Our soups are taken away and we revert to sucking on what remains of our smoothies. Mine is tasteless, but given Klein’s healthy glow and perfect teeth, I’m convinced it’s going to do me some good.
Surely the best example of a shock affecting a political movement, I say, is the devastating effect of the September 11 attacks on the nascent anti-globalisation campaigns? Klein doesn’t like the “anti-globalisation” label, and agrees that September 11 threw up huge problems for the left, but counters that “the infrastructure of the anti-globalisation movement became the backbone of the anti-war movement”.
She goes on: “All of the initial targets of the protesters - the IMF, the WTO, the World Bank - have now lost their credibility and are in crisis, and there are huge masses of people holding their governments to account. The movement was always wrongly portrayed as a movement of north American university students, because it was easier to dismiss that than to admit mass movements in Latin America and India.”
I don’t agree that the prospects for the global anti-capitalist movement are as rosy as she thinks, but it is difficult to head Klein off when she is in full flow. As she sips her cappuccino, we drift back to talking about the reception of her books and her image in the media. She’s grateful for the coverage, she says, as long as people focus on the substance rather than on the “side issues”. What kind of side issues? Klein has to think about it, and then delivers her first giggle: “Like my hairstyle, for example.” Now I notice it for the first time, and Klein’s hair is straight and carefully coiffed, but (of course) deliberately understated.
With her slick publicity machine (her website is awesome) and her expert eye for design - she is keen to know what I think of the British cover for The Shock Doctrine - Klein has become a global anti-capitalist brand. She is alive to the potential contradictions in all this for a No Logo author, and savvy enough to know how the system works.

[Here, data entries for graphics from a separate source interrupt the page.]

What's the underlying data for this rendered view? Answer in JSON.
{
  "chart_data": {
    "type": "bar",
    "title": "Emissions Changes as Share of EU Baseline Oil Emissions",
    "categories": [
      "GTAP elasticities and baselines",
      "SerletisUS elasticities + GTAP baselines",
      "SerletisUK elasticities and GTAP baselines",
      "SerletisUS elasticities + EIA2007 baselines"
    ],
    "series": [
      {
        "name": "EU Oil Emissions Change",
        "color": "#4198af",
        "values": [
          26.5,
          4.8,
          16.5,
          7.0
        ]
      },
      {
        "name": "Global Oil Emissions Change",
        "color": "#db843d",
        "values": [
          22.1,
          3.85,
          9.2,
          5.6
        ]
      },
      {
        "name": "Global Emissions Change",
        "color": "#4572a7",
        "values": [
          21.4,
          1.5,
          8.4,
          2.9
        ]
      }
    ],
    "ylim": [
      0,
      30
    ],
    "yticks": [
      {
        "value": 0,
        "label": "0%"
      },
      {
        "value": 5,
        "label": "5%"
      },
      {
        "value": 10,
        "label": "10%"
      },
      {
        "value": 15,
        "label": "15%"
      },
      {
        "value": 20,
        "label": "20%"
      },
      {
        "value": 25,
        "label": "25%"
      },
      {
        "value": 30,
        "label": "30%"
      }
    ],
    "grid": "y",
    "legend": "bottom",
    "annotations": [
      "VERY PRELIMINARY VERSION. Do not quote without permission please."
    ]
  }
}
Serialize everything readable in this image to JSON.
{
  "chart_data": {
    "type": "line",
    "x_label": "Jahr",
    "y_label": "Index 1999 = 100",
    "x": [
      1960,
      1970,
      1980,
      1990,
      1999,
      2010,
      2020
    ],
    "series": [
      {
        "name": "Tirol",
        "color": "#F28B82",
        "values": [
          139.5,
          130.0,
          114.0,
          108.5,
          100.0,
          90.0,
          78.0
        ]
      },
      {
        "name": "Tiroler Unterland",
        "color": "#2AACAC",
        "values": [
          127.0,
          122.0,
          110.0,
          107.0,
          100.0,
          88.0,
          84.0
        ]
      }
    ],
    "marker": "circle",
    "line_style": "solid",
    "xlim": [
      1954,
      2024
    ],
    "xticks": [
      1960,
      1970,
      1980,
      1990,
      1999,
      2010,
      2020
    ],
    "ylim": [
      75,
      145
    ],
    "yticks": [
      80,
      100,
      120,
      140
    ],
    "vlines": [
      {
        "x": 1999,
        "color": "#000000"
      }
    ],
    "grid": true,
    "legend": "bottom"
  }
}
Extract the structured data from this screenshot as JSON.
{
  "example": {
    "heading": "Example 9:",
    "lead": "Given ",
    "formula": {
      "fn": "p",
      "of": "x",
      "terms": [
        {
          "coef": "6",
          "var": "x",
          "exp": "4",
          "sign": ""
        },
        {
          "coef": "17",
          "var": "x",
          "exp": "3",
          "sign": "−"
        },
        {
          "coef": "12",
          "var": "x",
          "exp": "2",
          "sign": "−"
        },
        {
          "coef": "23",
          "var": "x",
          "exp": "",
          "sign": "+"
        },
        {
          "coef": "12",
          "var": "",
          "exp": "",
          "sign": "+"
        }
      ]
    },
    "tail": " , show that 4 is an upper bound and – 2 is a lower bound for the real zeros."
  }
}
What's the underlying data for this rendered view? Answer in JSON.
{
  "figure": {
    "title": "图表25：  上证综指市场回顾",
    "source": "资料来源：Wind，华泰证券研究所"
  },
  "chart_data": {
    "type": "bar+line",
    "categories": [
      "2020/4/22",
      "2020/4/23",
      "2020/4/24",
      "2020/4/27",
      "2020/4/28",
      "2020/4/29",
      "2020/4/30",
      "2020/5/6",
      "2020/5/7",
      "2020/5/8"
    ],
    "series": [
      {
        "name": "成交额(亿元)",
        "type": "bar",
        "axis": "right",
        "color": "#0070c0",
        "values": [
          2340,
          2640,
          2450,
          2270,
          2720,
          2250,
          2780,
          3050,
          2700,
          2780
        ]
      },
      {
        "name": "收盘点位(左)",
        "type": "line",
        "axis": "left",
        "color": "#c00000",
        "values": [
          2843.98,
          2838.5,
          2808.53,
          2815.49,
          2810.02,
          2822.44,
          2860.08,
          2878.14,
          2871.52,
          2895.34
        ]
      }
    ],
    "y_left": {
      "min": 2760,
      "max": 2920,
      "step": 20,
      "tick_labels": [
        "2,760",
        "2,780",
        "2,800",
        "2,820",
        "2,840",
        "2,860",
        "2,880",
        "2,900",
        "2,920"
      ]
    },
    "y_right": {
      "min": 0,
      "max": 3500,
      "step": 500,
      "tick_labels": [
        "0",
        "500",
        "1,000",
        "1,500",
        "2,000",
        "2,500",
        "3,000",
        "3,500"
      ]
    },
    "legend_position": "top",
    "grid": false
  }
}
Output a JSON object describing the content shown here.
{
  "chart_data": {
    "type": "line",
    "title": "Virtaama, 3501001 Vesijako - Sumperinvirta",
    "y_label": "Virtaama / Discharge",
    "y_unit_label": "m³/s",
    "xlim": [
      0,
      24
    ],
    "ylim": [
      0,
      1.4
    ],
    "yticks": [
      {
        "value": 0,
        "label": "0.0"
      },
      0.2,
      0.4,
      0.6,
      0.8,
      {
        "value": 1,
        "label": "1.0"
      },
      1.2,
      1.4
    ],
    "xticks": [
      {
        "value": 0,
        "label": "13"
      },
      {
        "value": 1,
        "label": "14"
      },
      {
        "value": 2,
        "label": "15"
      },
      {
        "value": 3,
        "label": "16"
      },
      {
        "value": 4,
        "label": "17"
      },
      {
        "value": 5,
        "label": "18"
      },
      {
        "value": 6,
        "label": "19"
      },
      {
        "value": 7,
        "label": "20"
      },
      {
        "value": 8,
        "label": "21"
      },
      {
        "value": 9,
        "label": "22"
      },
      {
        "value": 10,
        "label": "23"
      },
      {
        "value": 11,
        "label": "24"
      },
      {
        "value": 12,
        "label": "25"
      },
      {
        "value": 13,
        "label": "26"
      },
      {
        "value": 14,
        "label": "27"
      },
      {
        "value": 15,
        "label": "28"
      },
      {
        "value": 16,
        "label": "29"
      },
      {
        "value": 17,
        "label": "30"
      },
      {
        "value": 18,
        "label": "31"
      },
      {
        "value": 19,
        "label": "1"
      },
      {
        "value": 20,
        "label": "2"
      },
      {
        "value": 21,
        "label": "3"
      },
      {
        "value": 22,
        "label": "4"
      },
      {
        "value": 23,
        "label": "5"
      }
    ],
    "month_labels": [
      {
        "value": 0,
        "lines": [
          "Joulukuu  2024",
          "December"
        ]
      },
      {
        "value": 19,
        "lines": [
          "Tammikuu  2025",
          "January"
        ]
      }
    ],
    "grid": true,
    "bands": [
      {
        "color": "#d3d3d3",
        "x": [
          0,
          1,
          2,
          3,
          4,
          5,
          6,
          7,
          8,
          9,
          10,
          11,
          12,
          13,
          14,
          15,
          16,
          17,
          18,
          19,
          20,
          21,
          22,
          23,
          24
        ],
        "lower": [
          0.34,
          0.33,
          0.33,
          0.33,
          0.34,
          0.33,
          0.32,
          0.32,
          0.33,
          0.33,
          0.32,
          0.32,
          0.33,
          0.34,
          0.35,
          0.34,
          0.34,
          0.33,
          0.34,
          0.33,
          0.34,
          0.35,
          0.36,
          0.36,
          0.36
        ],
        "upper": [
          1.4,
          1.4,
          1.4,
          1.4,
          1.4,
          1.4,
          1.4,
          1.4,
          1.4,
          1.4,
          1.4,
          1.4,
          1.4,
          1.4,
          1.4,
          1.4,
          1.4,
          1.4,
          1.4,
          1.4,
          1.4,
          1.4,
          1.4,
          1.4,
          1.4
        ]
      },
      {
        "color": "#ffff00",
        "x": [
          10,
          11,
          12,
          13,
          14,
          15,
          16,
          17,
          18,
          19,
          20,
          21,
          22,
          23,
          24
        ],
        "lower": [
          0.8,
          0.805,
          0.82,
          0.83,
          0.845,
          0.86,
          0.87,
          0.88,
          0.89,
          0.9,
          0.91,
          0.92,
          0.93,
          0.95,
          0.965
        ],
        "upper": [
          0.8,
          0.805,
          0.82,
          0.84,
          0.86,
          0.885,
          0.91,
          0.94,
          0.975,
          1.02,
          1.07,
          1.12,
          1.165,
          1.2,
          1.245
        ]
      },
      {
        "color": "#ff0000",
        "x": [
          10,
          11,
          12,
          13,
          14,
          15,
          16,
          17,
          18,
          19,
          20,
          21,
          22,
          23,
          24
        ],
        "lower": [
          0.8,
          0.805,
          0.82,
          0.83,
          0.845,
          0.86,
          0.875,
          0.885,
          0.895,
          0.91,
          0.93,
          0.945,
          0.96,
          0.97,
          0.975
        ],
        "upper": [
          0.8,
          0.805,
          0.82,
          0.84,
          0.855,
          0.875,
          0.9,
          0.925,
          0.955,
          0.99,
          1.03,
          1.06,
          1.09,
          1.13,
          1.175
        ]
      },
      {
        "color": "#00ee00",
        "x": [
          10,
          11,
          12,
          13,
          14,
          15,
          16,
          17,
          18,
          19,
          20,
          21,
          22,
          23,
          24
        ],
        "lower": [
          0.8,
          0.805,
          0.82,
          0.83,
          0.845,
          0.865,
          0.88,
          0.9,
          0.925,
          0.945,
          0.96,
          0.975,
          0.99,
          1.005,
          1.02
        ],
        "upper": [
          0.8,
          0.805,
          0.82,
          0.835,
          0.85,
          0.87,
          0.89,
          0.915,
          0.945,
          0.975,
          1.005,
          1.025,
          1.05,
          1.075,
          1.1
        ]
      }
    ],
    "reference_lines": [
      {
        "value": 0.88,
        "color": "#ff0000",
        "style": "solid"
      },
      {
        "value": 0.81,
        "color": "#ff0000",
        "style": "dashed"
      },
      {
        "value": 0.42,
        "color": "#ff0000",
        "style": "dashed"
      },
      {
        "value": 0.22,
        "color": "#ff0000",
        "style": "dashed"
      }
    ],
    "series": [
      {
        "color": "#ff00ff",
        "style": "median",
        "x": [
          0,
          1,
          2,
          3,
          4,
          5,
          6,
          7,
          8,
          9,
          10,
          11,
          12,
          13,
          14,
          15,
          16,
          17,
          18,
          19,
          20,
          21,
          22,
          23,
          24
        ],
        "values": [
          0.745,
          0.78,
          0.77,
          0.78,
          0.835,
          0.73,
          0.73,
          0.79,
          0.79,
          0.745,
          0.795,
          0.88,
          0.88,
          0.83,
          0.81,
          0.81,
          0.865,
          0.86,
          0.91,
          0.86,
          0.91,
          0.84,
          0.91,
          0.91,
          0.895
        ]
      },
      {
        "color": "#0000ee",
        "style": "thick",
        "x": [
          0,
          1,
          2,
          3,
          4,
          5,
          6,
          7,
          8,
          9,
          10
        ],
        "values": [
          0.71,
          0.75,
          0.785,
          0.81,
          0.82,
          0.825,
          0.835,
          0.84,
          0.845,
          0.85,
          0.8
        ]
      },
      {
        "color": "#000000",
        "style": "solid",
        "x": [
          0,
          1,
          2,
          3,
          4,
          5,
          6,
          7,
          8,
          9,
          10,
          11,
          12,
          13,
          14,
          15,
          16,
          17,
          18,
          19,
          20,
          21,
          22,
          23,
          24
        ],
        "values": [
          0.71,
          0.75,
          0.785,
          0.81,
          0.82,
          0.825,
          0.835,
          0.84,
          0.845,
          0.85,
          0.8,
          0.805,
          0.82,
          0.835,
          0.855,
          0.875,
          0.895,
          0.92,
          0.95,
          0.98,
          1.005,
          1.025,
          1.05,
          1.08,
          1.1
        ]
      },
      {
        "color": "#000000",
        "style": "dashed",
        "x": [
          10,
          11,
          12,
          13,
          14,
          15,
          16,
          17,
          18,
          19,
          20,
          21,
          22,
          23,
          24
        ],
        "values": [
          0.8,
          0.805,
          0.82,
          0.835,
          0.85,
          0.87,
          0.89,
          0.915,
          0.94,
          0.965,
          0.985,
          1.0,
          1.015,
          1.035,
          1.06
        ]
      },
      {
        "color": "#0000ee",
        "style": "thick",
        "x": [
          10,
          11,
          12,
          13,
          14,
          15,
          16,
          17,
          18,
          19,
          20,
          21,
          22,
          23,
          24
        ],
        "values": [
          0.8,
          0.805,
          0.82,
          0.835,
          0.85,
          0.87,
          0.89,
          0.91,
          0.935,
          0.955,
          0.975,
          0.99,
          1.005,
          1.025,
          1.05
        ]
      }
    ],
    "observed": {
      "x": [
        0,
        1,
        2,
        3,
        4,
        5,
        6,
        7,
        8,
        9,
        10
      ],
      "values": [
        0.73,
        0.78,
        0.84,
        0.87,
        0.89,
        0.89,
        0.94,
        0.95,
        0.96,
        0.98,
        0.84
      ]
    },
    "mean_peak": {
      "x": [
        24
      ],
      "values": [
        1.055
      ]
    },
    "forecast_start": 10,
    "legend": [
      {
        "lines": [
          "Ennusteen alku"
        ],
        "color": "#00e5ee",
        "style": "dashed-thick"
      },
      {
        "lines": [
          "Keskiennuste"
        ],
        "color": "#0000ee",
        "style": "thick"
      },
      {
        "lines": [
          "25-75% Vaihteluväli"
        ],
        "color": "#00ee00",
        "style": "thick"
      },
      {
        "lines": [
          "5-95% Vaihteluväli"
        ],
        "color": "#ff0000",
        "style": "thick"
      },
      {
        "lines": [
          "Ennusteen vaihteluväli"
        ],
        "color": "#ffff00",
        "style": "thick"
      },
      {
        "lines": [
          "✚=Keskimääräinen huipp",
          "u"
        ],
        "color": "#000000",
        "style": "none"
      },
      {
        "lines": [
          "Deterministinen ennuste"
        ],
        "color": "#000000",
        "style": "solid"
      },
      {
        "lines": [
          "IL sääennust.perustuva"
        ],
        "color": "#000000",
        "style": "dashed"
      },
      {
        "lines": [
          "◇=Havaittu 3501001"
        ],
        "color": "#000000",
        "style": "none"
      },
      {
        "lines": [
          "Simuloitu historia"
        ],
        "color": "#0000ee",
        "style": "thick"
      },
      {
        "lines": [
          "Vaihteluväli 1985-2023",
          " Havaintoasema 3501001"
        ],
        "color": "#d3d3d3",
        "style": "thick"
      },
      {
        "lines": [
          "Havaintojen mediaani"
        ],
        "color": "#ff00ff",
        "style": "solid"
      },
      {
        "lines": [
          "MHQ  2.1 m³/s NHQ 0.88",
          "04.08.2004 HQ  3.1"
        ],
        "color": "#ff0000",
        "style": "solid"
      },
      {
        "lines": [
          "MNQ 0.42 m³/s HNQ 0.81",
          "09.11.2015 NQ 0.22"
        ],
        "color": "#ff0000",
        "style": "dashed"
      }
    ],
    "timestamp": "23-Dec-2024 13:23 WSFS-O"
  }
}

“I found it pretty predictable that that would happen. Because it was a movement which was suspicious of hierarchies, a couple of people who wrote books were selected as spokespeople.”
But very few people, I say, want to think about the campaign against brands anymore. Neither does she. “I stopped talking about it two weeks after No Logo was published.” It was never just about brands, she says with another half giggle. “It’s about - once again - using brands as a metaphor for this whole economic system.” I tell her she is very good at telling stories, but I suggest that her narratives make it easy for people to latch onto her big ideas and say “Aha, she pays too much attention to brands,” or “Aha, she thinks everything has to do with the psychology of shock.”
“There would be an ’aha’ moment no matter what,” she replies, visibly wearying of all this. “If I didn’t do any of this, it would be ’aha, Naomi Klein is predictable’.”
She is rescued by her publicity manager, who comes up to the table to tell us it’s time for the Naomi Klein publicity juggernaut to roll on. As she gets up to leave for yet another interview Klein is feeling guilty that I didn’t get around to having a decent meal. To make her feel better I tell her I’m on a diet, even as I think about picking up a bag of chips on the way home.